III.5. Eiseres klaagt terecht erover dat de uitspraken op bezwaar niet tijdig zijn gedaan. Dit vormt echter geen reden om de naheffingsaanslagen te verminderen. Bij overschrijding van de termijn voor het doen van uitspraak op bezwaar biedt de wet (alleen) de mogelijkheid tegen het niet-tijdig doen van uitspraak op bezwaar beroep in te stellen bij de rechtbank.

III.6. De rechtbank verwerpt de klacht van eiseres dat verweerder heeft gehandeld in strijd met het zorgvuldigheidsbeginsel bij gebrek aan voldoende feitelijke onderbouwing. Tegenover de betwisting door verweerder heeft eiseres onvoldoende feiten en omstandigheden aangevoerd om te kunnen oordelen dat verweerder heeft gehandeld in strijd met het zorgvuldigheidsbeginsel.

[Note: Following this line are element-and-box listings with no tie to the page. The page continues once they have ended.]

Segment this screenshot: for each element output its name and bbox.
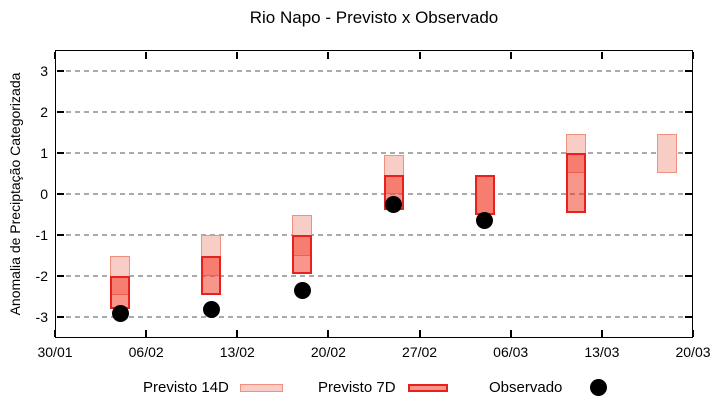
x-tick-bottom [327, 329, 330, 337]
x-tick-bottom [236, 329, 239, 337]
gridline [57, 234, 691, 237]
observado-dot [202, 300, 220, 318]
x-tick-label: 13/03 [584, 344, 620, 360]
x-tick-bottom [692, 329, 694, 337]
observado-dot [293, 282, 311, 300]
y-tick-label: 3 [40, 62, 48, 79]
x-tick-label: 27/02 [402, 344, 438, 360]
x-tick-label: 20/03 [675, 344, 711, 360]
x-tick-bottom [418, 329, 421, 337]
gridline [57, 110, 691, 113]
observado-dot [476, 212, 494, 230]
legend-label: Previsto 7D [318, 379, 396, 396]
y-tick-right [684, 110, 692, 113]
x-tick-label: 30/01 [37, 344, 73, 360]
legend-label: Previsto 14D [143, 379, 229, 396]
x-tick-top [418, 51, 421, 59]
y-tick-label: -2 [35, 268, 48, 285]
observado-dot [111, 304, 129, 322]
gridline [57, 193, 691, 195]
x-tick-top [600, 51, 603, 59]
y-tick-left [56, 110, 64, 113]
previsto-7d-bar [292, 235, 313, 275]
y-tick-label: 1 [40, 144, 48, 161]
observado-dot [385, 195, 403, 213]
y-tick-label: 2 [40, 103, 48, 120]
x-tick-label: 13/02 [219, 344, 255, 360]
gridline [57, 316, 691, 319]
y-tick-right [684, 151, 692, 154]
y-tick-label: -1 [35, 227, 48, 244]
previsto-7d-bar [474, 175, 495, 215]
y-tick-left [56, 151, 64, 154]
gridline [57, 275, 691, 278]
legend-swatch-previsto-7d [408, 384, 448, 392]
x-tick-label: 06/03 [493, 344, 529, 360]
x-tick-bottom [600, 329, 603, 337]
x-tick-top [54, 51, 56, 59]
x-tick-label: 06/02 [128, 344, 164, 360]
previsto-7d-bar [201, 255, 222, 295]
previsto-7d-bar [565, 152, 586, 213]
y-tick-left [56, 275, 64, 278]
y-tick-right [684, 69, 692, 72]
x-tick-top [236, 51, 239, 59]
x-tick-bottom [509, 329, 512, 337]
x-tick-top [509, 51, 512, 59]
previsto-14d-bar [656, 134, 677, 174]
y-tick-left [56, 193, 64, 195]
legend-swatch-previsto-14d [240, 384, 283, 392]
y-tick-left [56, 69, 64, 72]
x-tick-label: 20/02 [310, 344, 346, 360]
x-tick-top [692, 51, 694, 59]
y-tick-right [684, 275, 692, 278]
plot-area [55, 50, 693, 338]
y-tick-left [56, 316, 64, 319]
y-tick-label: -3 [35, 309, 48, 326]
x-tick-bottom [54, 329, 56, 337]
legend-label: Observado [489, 379, 563, 396]
y-tick-right [684, 234, 692, 237]
y-tick-left [56, 234, 64, 237]
legend-swatch-observado [590, 379, 607, 396]
x-tick-top [327, 51, 330, 59]
gridline [57, 151, 691, 154]
x-tick-top [145, 51, 148, 59]
y-tick-label: 0 [40, 186, 48, 202]
y-tick-right [684, 316, 692, 319]
y-tick-right [684, 193, 692, 195]
gridline [57, 69, 691, 72]
x-tick-bottom [145, 329, 148, 337]
chart-title: Rio Napo - Previsto x Observado [249, 8, 499, 27]
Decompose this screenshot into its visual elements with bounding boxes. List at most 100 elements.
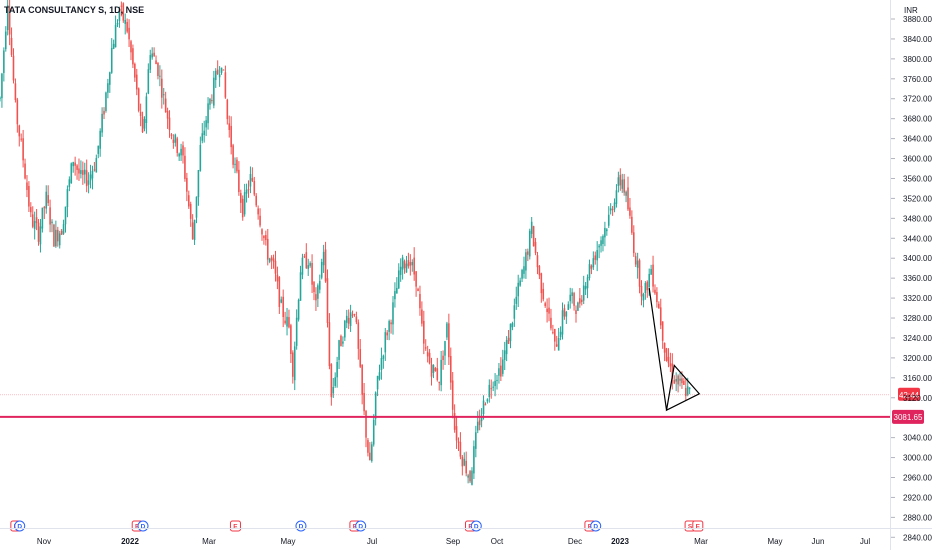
candle-body <box>89 174 92 181</box>
dividend-badge[interactable]: D <box>470 520 482 532</box>
candle-body <box>270 257 273 261</box>
candle-body <box>139 111 142 117</box>
earnings-badge[interactable]: E <box>692 520 704 532</box>
candle-body <box>240 193 242 203</box>
candle-body <box>606 229 608 232</box>
candle-body <box>60 230 63 235</box>
candle-body <box>143 118 146 129</box>
candle-body <box>357 322 360 349</box>
candle-body <box>155 60 157 65</box>
candle-body <box>471 470 473 485</box>
candle-body <box>151 53 153 58</box>
candle-body <box>685 387 687 397</box>
candle-body <box>461 456 464 467</box>
candle-body <box>122 3 125 21</box>
candle-body <box>523 266 525 274</box>
time-tick-label: May <box>280 537 295 546</box>
candle-body <box>344 320 346 338</box>
candle-body <box>265 235 267 241</box>
dividend-badge[interactable]: D <box>137 520 149 532</box>
candle-body <box>170 134 173 136</box>
candle-body <box>652 264 654 287</box>
dividend-badge[interactable]: D <box>590 520 602 532</box>
candle-body <box>449 356 452 383</box>
candle-body <box>322 251 325 266</box>
candle-body <box>55 229 57 247</box>
candle-body <box>579 298 581 304</box>
price-axis[interactable]: 3880.00 3840.00 3800.00 3760.00 3720.00 3680.… <box>890 0 932 550</box>
candle-body <box>534 241 537 253</box>
candle-body <box>650 269 652 275</box>
candle-body <box>542 288 545 300</box>
candle-body <box>305 252 308 269</box>
price-tick-label: 3880.00 <box>903 15 932 24</box>
candle-body <box>307 265 310 269</box>
candle-body <box>112 43 115 49</box>
candle-body <box>284 320 286 324</box>
candle-body <box>128 27 130 40</box>
candle-body <box>268 258 271 262</box>
candle-body <box>407 260 410 267</box>
candle-body <box>43 206 46 209</box>
candle-body <box>342 341 344 344</box>
candle-body <box>191 222 194 240</box>
candle-body <box>607 214 610 226</box>
dividend-badge[interactable]: D <box>14 520 26 532</box>
event-badges: EDEDEDEDEDEDSE <box>10 520 704 532</box>
candle-body <box>498 368 500 376</box>
candle-body <box>646 281 649 291</box>
candle-body <box>317 285 319 299</box>
candle-body <box>66 189 69 208</box>
candle-body <box>334 377 336 386</box>
candle-body <box>145 96 148 124</box>
candle-body <box>505 339 508 355</box>
candle-body <box>226 99 229 120</box>
time-axis[interactable]: Nov 2022 Mar May Jul Sep Oct Dec 2023 Mar May Jun Ju… <box>0 528 932 547</box>
badge-letter: E <box>135 523 140 530</box>
candle-body <box>313 282 315 293</box>
candle-body <box>376 376 379 390</box>
candle-body <box>519 280 521 286</box>
candle-body <box>124 19 127 24</box>
candle-body <box>299 272 302 301</box>
dividend-badge[interactable]: D <box>355 520 367 532</box>
candle-body <box>594 255 597 260</box>
candle-body <box>679 378 681 381</box>
candle-body <box>496 379 498 382</box>
candle-body <box>186 177 188 192</box>
candle-body <box>544 303 546 306</box>
candle-body <box>596 250 598 261</box>
candle-body <box>12 55 15 81</box>
candle-body <box>4 31 7 50</box>
candle-body <box>688 387 691 390</box>
candle-body <box>492 386 494 388</box>
candle-body <box>347 317 350 324</box>
candle-body <box>554 328 556 342</box>
earnings-badge[interactable]: E <box>229 520 241 532</box>
candle-body <box>45 191 48 209</box>
price-tick-label: 3760.00 <box>903 75 932 84</box>
candle-body <box>442 355 444 360</box>
price-tick-label: 3520.00 <box>903 194 932 203</box>
time-tick-label: May <box>767 537 782 546</box>
candle-body <box>451 380 454 410</box>
dividend-badge[interactable]: D <box>295 520 307 532</box>
candle-body <box>207 103 209 124</box>
candle-body <box>675 378 677 382</box>
candle-body <box>332 387 335 394</box>
candle-body <box>174 134 177 143</box>
candle-body <box>197 170 200 198</box>
candle-body <box>513 305 516 319</box>
candle-body <box>459 441 462 457</box>
candle-body <box>213 77 215 106</box>
candle-body <box>203 130 205 136</box>
candle-body <box>130 41 132 53</box>
candle-body <box>475 432 477 449</box>
candle-body <box>10 37 13 55</box>
candle-body <box>288 317 290 328</box>
candle-body <box>178 153 180 157</box>
candle-body <box>56 229 59 242</box>
candle-body <box>35 217 38 224</box>
badge-letter: D <box>299 523 304 530</box>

III.7. Ten aanzien van de onder III.2, sub b, vermelde correctie overweegt de rechtbank als volgt. Nog daargelaten of en in hoeverre een verschil bestaat tussen de door eiseres betaalde prijzen en de winkelprijzen - eiseres heeft in haar pleitnota de stellingen van verweerder dienaangaande betwist - maakt verweerder niet aannemelijk dat de (vermeende) lagere prijzen die eiseres heeft betaald door haar zijn bedongen als tegenprestatie voor de (shirt)reclame. De enkele omstandigheid dat eiseres (shirt)reclame maakt en dat de leverancier op de materiaalverkopen geen winst maakt, acht de rechtbank onvoldoende, mede in het licht van de bijlagen 12 en 13 bij de verweerschriften, waaruit blijkt dat de teams per kwartaal een substantieel bedrag aan de leverancier betalen voor de materialen. De correctie kan daarom niet in stand blijven.

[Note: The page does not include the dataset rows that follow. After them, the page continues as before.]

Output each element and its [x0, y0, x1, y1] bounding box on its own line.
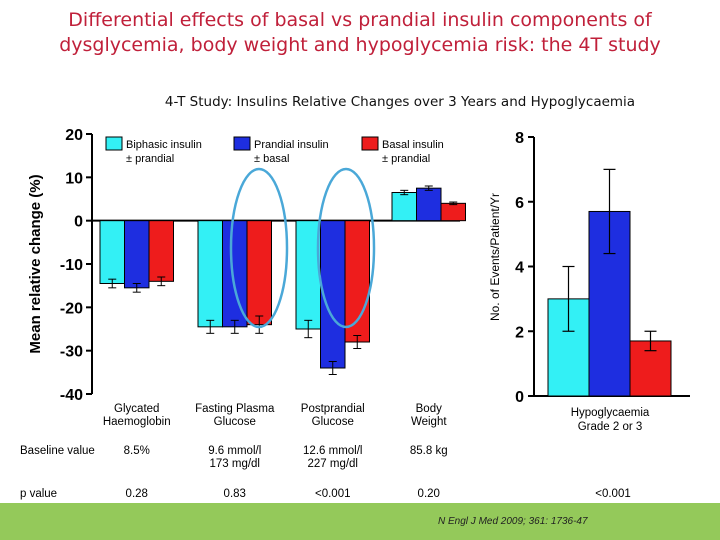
- pvalue-row-label: p value: [20, 488, 57, 500]
- right-y-axis-label: No. of Events/Patient/Yr: [488, 193, 502, 321]
- pvalue: 0.83: [224, 488, 246, 500]
- legend-label: Basal insulin: [382, 139, 444, 151]
- bar-biphasic: [99, 220, 125, 285]
- left-y-tick-label: 20: [65, 127, 83, 144]
- citation: N Engl J Med 2009; 361: 1736-47: [438, 516, 588, 527]
- baseline-value: 9.6 mmol/l: [208, 445, 261, 457]
- right-y-tick-label: 4: [515, 260, 524, 277]
- baseline-value: 8.5%: [124, 445, 150, 457]
- baseline-value: 12.6 mmol/l: [303, 445, 362, 457]
- baseline-row-label: Baseline value: [20, 445, 95, 457]
- bar-prandial: [416, 187, 442, 222]
- bar-biphasic: [295, 220, 321, 330]
- legend-label: Biphasic insulin: [126, 139, 202, 151]
- category-label: Weight: [411, 416, 447, 428]
- bar-prandial: [320, 220, 346, 369]
- right-y-tick-label: 8: [515, 130, 524, 147]
- bar-prandial: [124, 220, 150, 289]
- pvalue: 0.20: [418, 488, 440, 500]
- highlight-ellipse: [229, 167, 289, 329]
- left-y-axis-label: Mean relative change (%): [27, 174, 44, 353]
- highlight-ellipse: [316, 167, 376, 329]
- legend-swatch-prandial: [233, 136, 251, 151]
- bar-basal: [148, 220, 174, 282]
- left-y-tick-label: -40: [60, 387, 83, 404]
- legend-sub-label: ± prandial: [382, 153, 430, 165]
- right-y-tick-label: 6: [515, 195, 524, 212]
- hypo-pvalue: <0.001: [595, 488, 631, 500]
- baseline-value: 85.8 kg: [410, 445, 448, 457]
- right-y-tick-label: 0: [515, 389, 524, 406]
- slide-title: Differential effects of basal vs prandia…: [0, 8, 720, 58]
- category-label: Glucose: [312, 416, 354, 428]
- bar-basal: [344, 220, 370, 343]
- baseline-value: 173 mg/dl: [209, 458, 260, 470]
- category-label: Glycated: [114, 403, 159, 415]
- legend-label: Prandial insulin: [254, 139, 329, 151]
- bar-basal: [246, 220, 272, 326]
- left-y-tick-label: -20: [60, 300, 83, 317]
- pvalue: 0.28: [126, 488, 148, 500]
- chart-title: 4-T Study: Insulins Relative Changes ove…: [164, 94, 636, 110]
- bar-biphasic: [391, 192, 417, 222]
- category-label: Haemoglobin: [103, 416, 171, 428]
- category-label: Fasting Plasma: [195, 403, 275, 415]
- slide-title-line1: Differential effects of basal vs prandia…: [68, 9, 652, 31]
- legend-swatch-basal: [361, 136, 379, 151]
- category-label: Body: [416, 403, 442, 415]
- footer-bar: [0, 503, 720, 540]
- bar-basal: [440, 202, 466, 222]
- legend-swatch-biphasic: [105, 136, 123, 151]
- bar-biphasic: [197, 220, 223, 328]
- hypo-category-label: Hypoglycaemia: [571, 407, 650, 419]
- left-y-tick-label: -10: [60, 257, 83, 274]
- right-y-tick-label: 2: [515, 324, 524, 341]
- pvalue: <0.001: [315, 488, 351, 500]
- left-y-tick-label: 10: [65, 170, 83, 187]
- slide-title-line2: dysglycemia, body weight and hypoglycemi…: [59, 34, 661, 56]
- left-y-tick-label: -30: [60, 344, 83, 361]
- baseline-value: 227 mg/dl: [307, 458, 358, 470]
- hypo-category-label: Grade 2 or 3: [578, 421, 643, 433]
- category-label: Glucose: [214, 416, 256, 428]
- left-y-tick-label: 0: [74, 214, 83, 231]
- legend-sub-label: ± basal: [254, 153, 289, 165]
- legend-sub-label: ± prandial: [126, 153, 174, 165]
- category-label: Postprandial: [301, 403, 365, 415]
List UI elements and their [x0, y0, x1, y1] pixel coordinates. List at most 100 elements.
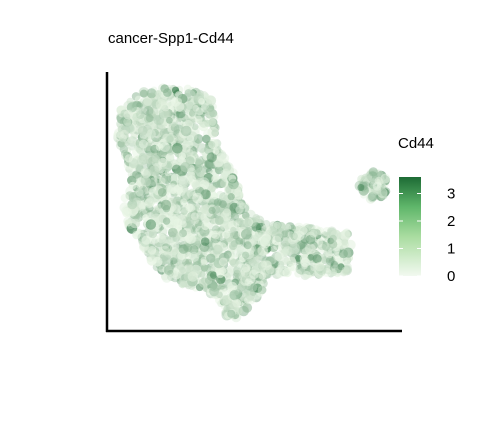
scatter-point [219, 295, 231, 306]
scatter-point [153, 114, 165, 126]
scatter-point [328, 240, 338, 249]
scatter-point [244, 278, 253, 287]
scatter-point [210, 283, 219, 292]
scatter-point [241, 263, 251, 273]
scatter-point [298, 267, 306, 275]
scatter-point [137, 125, 148, 136]
colorbar-tick-label: 3 [447, 186, 455, 203]
scatter-point [178, 152, 186, 160]
scatter-point [243, 241, 252, 250]
colorbar-tick-label: 2 [447, 213, 455, 230]
scatter-point [227, 193, 235, 201]
scatter-point [185, 233, 196, 244]
scatter-point [175, 224, 183, 232]
scatter-point [179, 220, 187, 228]
scatter-point [222, 208, 231, 217]
scatter-point [187, 271, 198, 282]
scatter-point [215, 269, 225, 279]
scatter-point [206, 152, 217, 163]
scatter-point [192, 192, 204, 204]
scatter-point [207, 126, 219, 138]
scatter-point [145, 114, 154, 123]
scatter-point [125, 123, 135, 133]
scatter-point [261, 260, 272, 271]
scatter-point [165, 133, 175, 143]
scatter-point [234, 190, 244, 200]
scatter-point [185, 203, 194, 212]
scatter-point [228, 178, 239, 190]
scatter-point [206, 253, 216, 263]
scatter-point [155, 99, 167, 110]
scatter-point [208, 206, 216, 214]
scatter-point [127, 136, 134, 144]
scatter-point [314, 261, 325, 272]
scatter-point [201, 102, 209, 110]
scatter-point [212, 148, 220, 155]
scatter-point [198, 98, 205, 105]
scatter-point [162, 217, 171, 225]
scatter-point [309, 229, 318, 238]
colorbar-ticks: 0 1 2 3 [399, 186, 455, 285]
scatter-point [292, 231, 302, 241]
scatter-point [338, 249, 348, 259]
scatter-point [208, 185, 216, 193]
scatter-point [159, 245, 170, 256]
scatter-point [204, 277, 212, 285]
scatter-point [243, 217, 254, 228]
scatter-point [275, 268, 285, 278]
scatter-point [155, 143, 164, 151]
scatter-point [158, 177, 166, 185]
scatter-point [260, 235, 272, 246]
scatter-point [276, 221, 286, 231]
scatter-point [237, 200, 244, 208]
scatter-point [157, 188, 167, 197]
scatter-point [209, 109, 218, 118]
scatter-point [175, 232, 183, 240]
scatter-point [221, 230, 231, 239]
scatter-point [195, 107, 204, 116]
scatter-point [208, 138, 219, 150]
scatter-point [329, 268, 338, 277]
scatter-point [234, 307, 243, 315]
chart-title: cancer-Spp1-Cd44 [108, 30, 234, 47]
scatter-point [140, 176, 151, 187]
scatter-point [135, 188, 144, 197]
scatter-point [235, 237, 243, 245]
scatter-point [218, 257, 228, 267]
scatter-point [209, 230, 218, 239]
scatter-point [307, 254, 315, 261]
scatter-point [141, 235, 151, 245]
scatter-point [312, 254, 322, 264]
scatter-point [246, 294, 254, 302]
scatter-point [195, 159, 203, 166]
scatter-point [120, 193, 129, 203]
scatter-point [218, 283, 226, 290]
scatter-point [185, 258, 192, 266]
scatter-point [148, 229, 158, 239]
scatter-point [202, 134, 211, 144]
scatter-point [227, 281, 238, 292]
scatter-point [155, 90, 162, 97]
colorbar-tick-label: 0 [447, 268, 455, 285]
scatter-point [132, 113, 141, 122]
scatter-point [194, 164, 203, 173]
scatter-point [204, 119, 212, 127]
scatter-point [120, 129, 130, 139]
scatter-point [287, 256, 297, 266]
scatter-point [212, 244, 223, 255]
scatter-point [158, 157, 168, 167]
scatter-point [229, 242, 238, 250]
scatter-point [211, 175, 218, 183]
scatter-point [146, 88, 157, 99]
scatter-point [123, 110, 134, 120]
scatter-point [168, 227, 178, 238]
scatter-point [166, 116, 173, 124]
scatter-point [138, 202, 146, 210]
scatter-point [321, 241, 331, 251]
scatter-point [150, 152, 162, 164]
scatter-point [233, 269, 241, 278]
scatter-point [340, 230, 351, 241]
scatter-point [270, 245, 278, 253]
scatter-point [160, 199, 172, 211]
scatter-point [219, 200, 227, 209]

III.8. Gelet op het vorenoverwogene is het beroep gegrond. De naheffingsaanslagen moeten worden verminderd tot de bedragen als genoemd in onderdeel 3.2.3 van het controlerapport. De rechtbank ziet geen aanleiding voor een proceskostenveroordeling, omdat niet is gesteld dat eiseres kosten heeft gemaakt die op grond van het Besluit proceskosten bestuursrecht voor vergoeding in aanmerking komen.

Aldus vastgesteld door mr. K.M. Braun, in tegenwoordigheid van de griffier

mr. L.M. Holdert.

Uitgesproken in het openbaar op 17 juni 2009.

RECHTSMIDDEL

Tegen deze uitspraak kunnen partijen binnen zes weken na de verzenddatum hoger beroep instellen bij het gerechtshof te 's-Gravenhage (belastingkamer), Postbus 20021, 2500 EA Den Haag.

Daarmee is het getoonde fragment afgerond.